How to Determine Your Retirement Benefits Amount

How does the Social Security Administration (SSA) calculate benefits? For those nearing the age of retirement, somewhere between 62 and 67 years of age, Social Security benefits for retirees are calculated based on various factors.

Understanding how to calculate Social Security benefits is an important part of receiving retirement benefits and getting the most out of your retirement. Essentially, planning for retirement, makes things go smoother from the start and carry through in the end.

Estimating Your Social Security Retirement Benefit Amount

You should have an estimate of your Social Security retirement amount, no matter what age you are. Knowing how Social Security benefits are calculated can allow you  to determine an accurate estimate. Having this knowledge will help you prepare in advance for retirement, as you gauge your savings and investments progressing toward the age of retirement. It will allow you to outline a preliminary retirement budget that can adequately support your lifestyle plan.

Planning retirement can also help you decide if you want to retire early for a decrease in benefits or work longer for a slight increase in benefits. Planning ahead will help you to determine the legal retirement age based on your birth year.

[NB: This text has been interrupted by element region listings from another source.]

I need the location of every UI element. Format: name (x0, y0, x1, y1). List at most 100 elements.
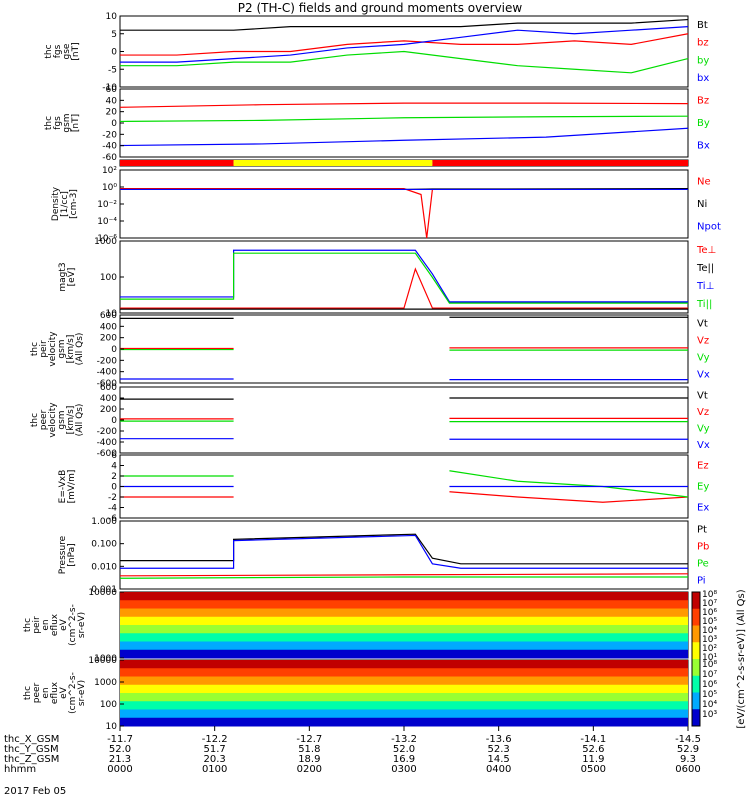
legend-label: Vz (697, 336, 709, 347)
spectrogram-band (120, 660, 688, 669)
page-title: P2 (TH-C) fields and ground moments over… (237, 1, 523, 15)
y-tick-label: 10⁻⁴ (97, 217, 117, 227)
footer-row-label: thc_X_GSM (4, 734, 59, 745)
mode-segment (432, 160, 688, 166)
y-axis-label: (cm^2-s- (68, 672, 78, 714)
y-tick-label: 6 (111, 451, 117, 461)
mode-segment (120, 160, 234, 166)
y-axis-label: (All Qs) (75, 404, 85, 437)
y-tick-label: -4 (108, 504, 117, 514)
y-tick-label: 10000 (88, 588, 117, 598)
footer-value: 52.0 (109, 744, 131, 755)
y-axis-label: thc (23, 686, 33, 700)
y-axis-label: sr-eV) (77, 680, 87, 706)
colorbar-tick: 10³ (702, 710, 717, 720)
colorbar-band (692, 642, 700, 660)
colorbar-tick: 10⁴ (702, 700, 717, 710)
y-tick-label: 10⁰ (102, 183, 117, 193)
y-axis-label: Density (51, 186, 61, 221)
y-axis-label: fgs (53, 44, 63, 58)
series-line-Bt (120, 18, 689, 31)
series-line-Ne (120, 188, 688, 239)
y-axis-label: thc (44, 116, 54, 130)
footer-value: -11.7 (107, 734, 133, 745)
legend-label: Pe (697, 559, 709, 570)
footer-value: 52.3 (488, 744, 510, 755)
mode-segment (233, 160, 433, 166)
y-axis-label: eflux (50, 613, 60, 636)
series-line-Ez (449, 491, 689, 503)
y-axis-label: sr-eV) (77, 612, 87, 638)
footer-value: -14.1 (580, 734, 606, 745)
y-tick-label: 10 (106, 309, 118, 319)
footer-value: -13.2 (391, 734, 417, 745)
y-tick-label: 10⁻⁶ (97, 234, 117, 244)
y-tick-label: 0 (111, 48, 117, 58)
legend-label: Bt (697, 20, 708, 31)
y-axis-label: thc (23, 618, 33, 632)
colorbar-tick: 10³ (702, 635, 717, 645)
legend-label: Vx (697, 440, 710, 451)
spectrogram-band (120, 684, 688, 694)
footer-value: 14.5 (488, 754, 510, 765)
spectrogram-band (120, 676, 688, 686)
y-tick-label: 1000 (94, 654, 117, 664)
y-tick-label: 10 (106, 722, 118, 732)
footer-value: 0500 (581, 764, 606, 775)
series-line-Ti|| (120, 252, 688, 304)
legend-label: by (697, 55, 709, 66)
footer-value: 52.0 (393, 744, 415, 755)
spectrogram-band (120, 633, 688, 642)
y-tick-label: -10 (102, 83, 117, 93)
y-tick-label: 0.010 (91, 562, 117, 572)
colorbar-frame (691, 591, 701, 727)
series-line-Ti⊥ (120, 249, 688, 303)
legend-label: Ne (697, 176, 711, 187)
legend-label: Pt (697, 525, 707, 536)
y-tick-label: -200 (97, 427, 118, 437)
footer-value: 52.9 (677, 744, 699, 755)
panel-frame-fgs_gsm (119, 88, 689, 158)
colorbar-tick: 10² (702, 644, 717, 654)
spectrogram-band (120, 649, 688, 659)
series-line-Bx (119, 127, 689, 147)
colorbar-tick: 10⁵ (702, 690, 717, 700)
y-tick-label: 0 (111, 119, 117, 129)
y-tick-label: 40 (106, 96, 118, 106)
y-axis-label: peer (39, 409, 49, 430)
y-axis-label: [eV] (67, 268, 77, 287)
colorbar-tick: 10⁵ (702, 617, 717, 627)
spectrogram-band (120, 608, 688, 618)
y-tick-label: 0.100 (91, 540, 117, 550)
footer-value: 21.3 (109, 754, 131, 765)
y-tick-label: -40 (102, 142, 117, 152)
y-axis-label: eV (59, 686, 69, 699)
colorbar-band (692, 592, 700, 610)
footer-value: 0100 (202, 764, 227, 775)
y-tick-label: 400 (100, 322, 117, 332)
series-line-Ey (449, 470, 689, 498)
footer-value: -12.2 (202, 734, 228, 745)
spectrogram-band (120, 717, 688, 727)
y-tick-label: -600 (97, 449, 118, 459)
footer-row-label: thc_Y_GSM (4, 744, 59, 755)
legend-label: Te⊥ (696, 245, 716, 256)
y-tick-label: -5 (108, 65, 117, 75)
y-axis-label: velocity (48, 331, 58, 367)
series-line-By (119, 115, 689, 123)
y-axis-label: E=-VxB (58, 470, 68, 504)
spectrogram-band (120, 600, 688, 609)
spectrogram-band (120, 625, 688, 634)
y-tick-label: 600 (100, 311, 117, 321)
colorbar-tick: 10⁶ (702, 608, 717, 618)
y-axis-label: peer (32, 682, 42, 703)
footer-value: 9.3 (680, 754, 696, 765)
y-axis-label: gse (62, 43, 72, 59)
y-tick-label: 20 (106, 108, 118, 118)
y-axis-label: fgs (53, 116, 63, 130)
footer-value: 51.8 (298, 744, 320, 755)
footer-value: 51.7 (204, 744, 226, 755)
footer-value: 0600 (675, 764, 700, 775)
spectrogram-band (120, 709, 688, 719)
y-axis-label: (All Qs) (75, 333, 85, 366)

The Social Security Retirement Amount Formula

When learning how to calculate Social Security benefits, it is important to understand that the foundation of one’s benefits is their lifetime earnings. The SSA then adjusts or indexes these earnings according to fluctuations in wage averages since the year the earnings were obtained.

Related Article: Supplemental Security Income (SSI) for Seniors

An average of these monthly indexed earnings over the highest earned 35 years of employment is taken. A formula is then applied to the average, and the recipient’s primary insurance amount is realized. This basic benefit amount is the amount the earner would receive at the age of full retirement.

What is the maximum Social Security retirement benefit?

Due to the most recent adjustments to the national index, the maximum Social Security retirement amount is just under $2,800 per month. But in order to receive this maximum amount, your work credits must also be maxed out.

Factors That Affect Social Security Requirement Amount

An individual’s retirement benefit amount is affected by additional factors outside of indexing. It is for this reason that financial advisors suggest an estimated SSA benefits amount be taken as a loose guide for retirement planning and not a concrete amount. When calculating estimated benefits, keep these variables in mind:

  • Age you receive benefits: This can increase or decrease benefit amount
    • Early retirement is available to seniors as early as 62 years of age, but the benefit amount is paid at a reduced rate.
    • Delayed retirement is extended beyond the full retirement age and can come as late as 70 years old and increase benefit payments.
  • Your eligibility for cost-of-living benefit increase beginning at 62. Even if you do not receive retirement benefits until you are as much as 70 years of age, you will still begin earning this at 62.
  • You may inherit or become heir to funds from another source, spouse or even ex-spouse.
  • Laws change or are modified from time to time, and this can affect your benefit amount.
  • Depletion of Social Security fund: It is projected that the Social Security reserves will be depleted of funding by 2034 and the accounts will have only enough to pay out $0.79 on the dollar for benefits payable.
  • Wage reports: the SSA logs 250 million wage reports from various businesses across the country each year. Sometimes these reports are logged in the later part of the year, although they may have occurred previously. Furthermore, they do not necessarily get submitted in order or by individual, but rather in bulk from corporations.
  • Military service, railroad employment or pension earnings are indexed by a different formula, and thus, retirement benefits and estimates end up different than they are for other occupations and industries.
  • Other types of earnings that have alternative benefit outcomes due to extenuating circumstances or specialized laws that affect the payment into Social Security accounts or calculation of benefits. Industries and occupations which are affected by these various laws and conditions include the following:
    • Farm work
    • Household employment (e.g. a gardener, babysitter or cook)
    • Religious or nonprofit institutions
    • Self-Employment
    • Local and state government employment
    • Employment by another country (inside the U.S.)
    • Employment outside the U.S.

How to Calculate Social Security Benefits If You Are Still Working

It is possible to receive a decreased Social Security benefit amount if you want to retire but still work. The only condition is that if you make over the annual limit maximum, you will lose one dollar for every two dollars you make over that limit. Recent annual limits are around $17,000. Additionally, during the year you retire, up until you retire, one dollar is deducted from benefits for every three dollars earned over the annual limit, currently around $45,000.

What is the maximum Social Security taxable earnings?

Whether self-employed or on the payroll, there is a ceiling of earnings that maxes out the Social Security amount on which you can be taxed. Though this amount changes often and has increased by roughly $10,000 in three years, most recently, it was set just under $130,000.

Additional Social Security Benefits Retirees May Be Eligible For

There are dozens of alternative Social Security retirement benefit options that you may qualify for. Qualifying for one or more of these benefits will increase your benefits, but this may also decrease your original benefit amount. You can adjust the benefits to make a custom retirement package that optimizes your retirement benefits across the board.